Admiral says US can intercept North Korean missile

By Richard Lardner

Associated Press

Published: Tuesday, April 9 2013 12:10 p.m. MDT

Senate Armed Services Committee Chairman Sen. Carl Levin, D-Mich., left, talks with committee member Sen. John McCain, R-Ariz., on Capitol Hill in Washington, Tuesday, April 9, 2014, prior to the start of the committee's hearing focusing on the Korean peninsula as it reviews defense authorization requests for fiscal year 2014.

J. Scott Applewhite, Associated Press

Enlarge photo»

WASHINGTON — U.S. defenses could intercept a ballistic missile launched by North Korea, the top U.S. military commander in the Pacific said Tuesday, as the relationship between the West and the communist government hit its lowest ebb since the end of the Korean War.

Adm. Samuel Locklear, commander of U.S. Pacific Command, told the Senate Armed Services Committee that Kim Jong Un, the country's young and still relatively untested new leader, has used the past year to consolidate his power.

The admiral said Pyongyang's pursuit of nuclear weapons and long-range ballistic missiles represents a clear threat to the United States and its allies in the region.

During an exchange with Sen. John McCain, R-Ariz., Locklear said the U.S. military has the capability to thwart a North Korean strike, but he said a decision on whether a missile should be intercepted should be based on where it is aimed and expected to land.

"I believe we have the ability to defend the homeland, Guam, Hawaii and defend our allies," said Locklear, who added that it wouldn't take long to determine where a missile would strike.

Locklear concurred with McCain's assessment that the tension between North Korea and the West was the worst since the end of the Korean War in the early 1950s. But the admiral insisted that the U.S. military and its allies would be ready if North Korea tried to strike.

"We're ready," Locklear said.

He said North Korea is keeping a large percentage of its combat forces along the demilitarized zone with South Korea, a position that allows the North to threaten U.S. and South Korean civilian and military personnel.

Locklear told the panel, "The continued advancement of the North's nuclear and missile programs, its conventional force posture and its willingness to resort to asymmetric actions as a tool of coercive diplomacy creates an environment marked by the potential for miscalculation. ..."

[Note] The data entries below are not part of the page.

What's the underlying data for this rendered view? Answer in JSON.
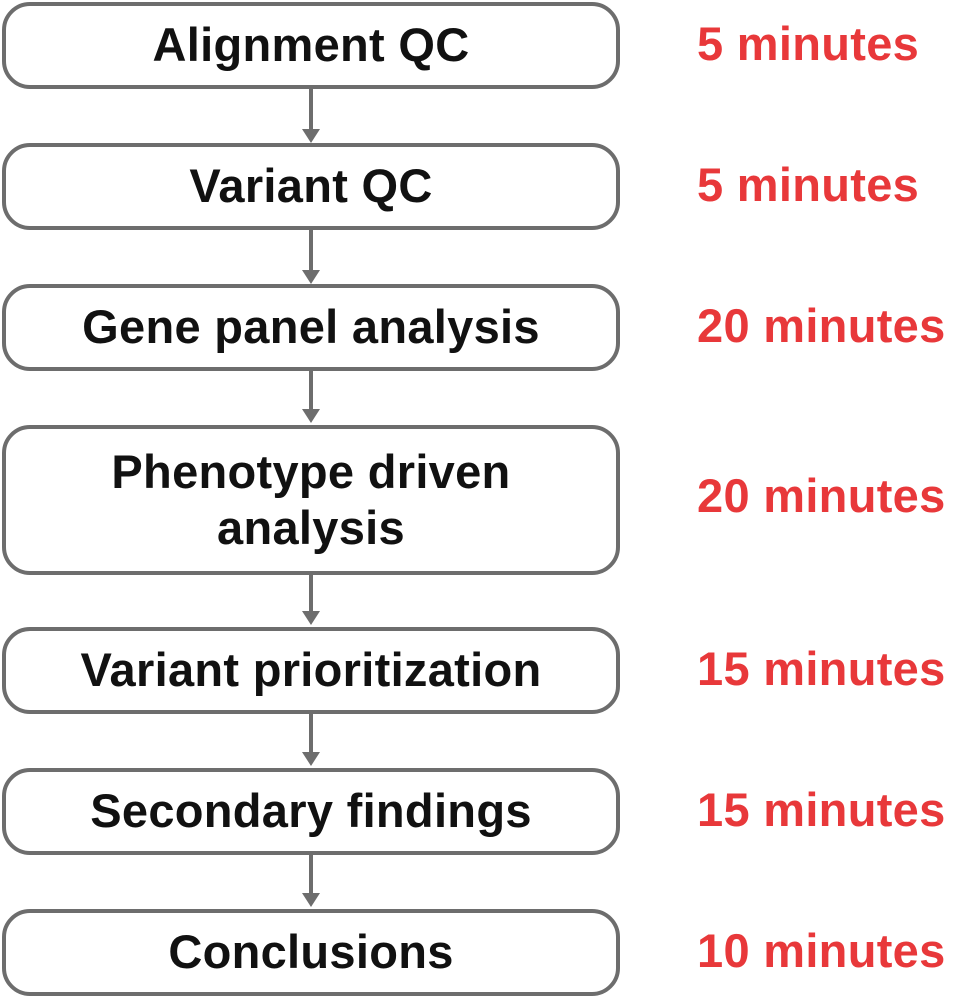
{
  "workflow": {
    "steps": [
      {
        "label": "Alignment QC",
        "time": "5 minutes"
      },
      {
        "label": "Variant QC",
        "time": "5 minutes"
      },
      {
        "label": "Gene panel analysis",
        "time": "20 minutes"
      },
      {
        "label": "Phenotype driven analysis",
        "time": "20 minutes"
      },
      {
        "label": "Variant prioritization",
        "time": "15 minutes"
      },
      {
        "label": "Secondary findings",
        "time": "15 minutes"
      },
      {
        "label": "Conclusions",
        "time": "10 minutes"
      }
    ]
  },
  "colors": {
    "box_border": "#6d6d6d",
    "label_text": "#111111",
    "time_text": "#e8383a",
    "arrow": "#6d6d6d"
  }
}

Increasingly bellicose rhetoric has come from Pyongyang and its leader, with North Korea urging foreign companies and tourists to leave South Korea and warning that the countries are on the verge of a nuclear war.

At the White House, spokesman Jay Carney brushed off the North's declaration that nuclear war was imminent as "more unhelpful rhetoric" and part of a pattern of combative statements and behavior that Pyongyang's leadership has demonstrated for years. He said the U.S. was working with Seoul and Tokyo on the issue.

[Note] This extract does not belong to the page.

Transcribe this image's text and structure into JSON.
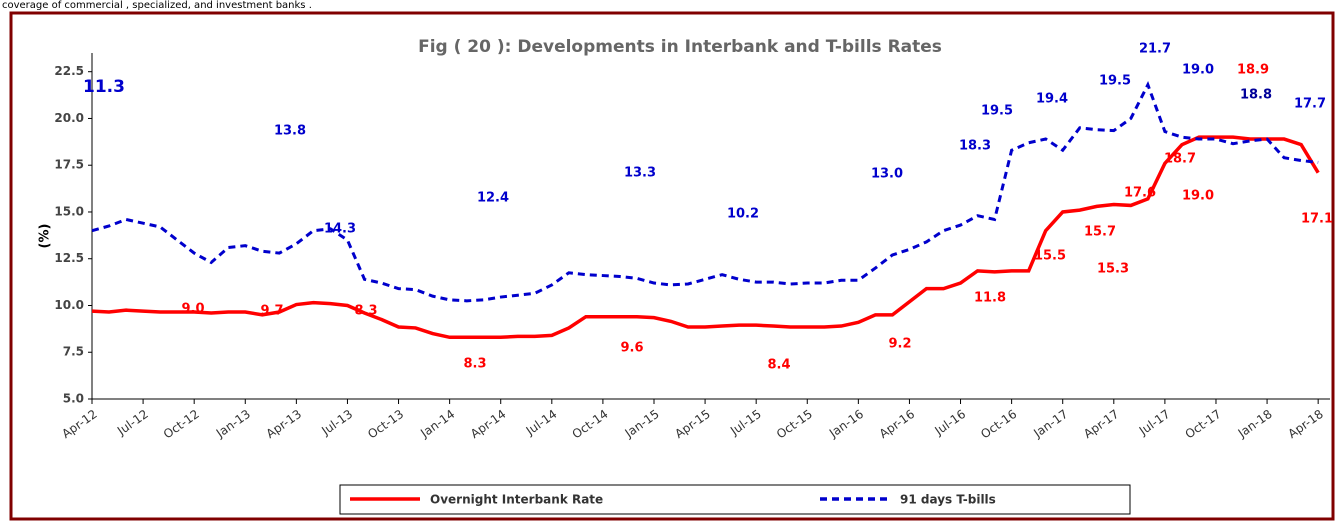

"It is unhelpful, it is concerning, it is provocative," Carney said.

Senate Armed Services Committee Chairman Carl Levin, D-Mich., told Locklear that the North Korean government's threats "appear to exceed its capabilities, and its use of what capabilities it has against the U.S. or our allies seems highly unlikely and would be completely contrary to the regime's primary goal of survival."

"Nonetheless, its words and actions are not without consequences," Levin said.

The Democrat questioned the Obama administration's decision to delay a long-scheduled operational test of an intercontinental ballistic missile amid the North Korea rhetoric.

Locklear said he agreed with the decision to delay the test.

"We have demonstrated to the people of the region, demonstrated to the leadership of North Korea, our ability and willingness to defend our nation, our people, our allies and our forward deployed forces," Locklear said, citing other steps the U.S. military has taken in recent weeks.

The U.S. has moved two of the Navy's missile-defense ships closer to the Korean peninsula, and a land-based system is being deployed to the Pacific territory of Guam. The U.S. also called attention to the annual U.S.-South Korean military exercise that included a practice run over South Korea by B-2 stealth bombers.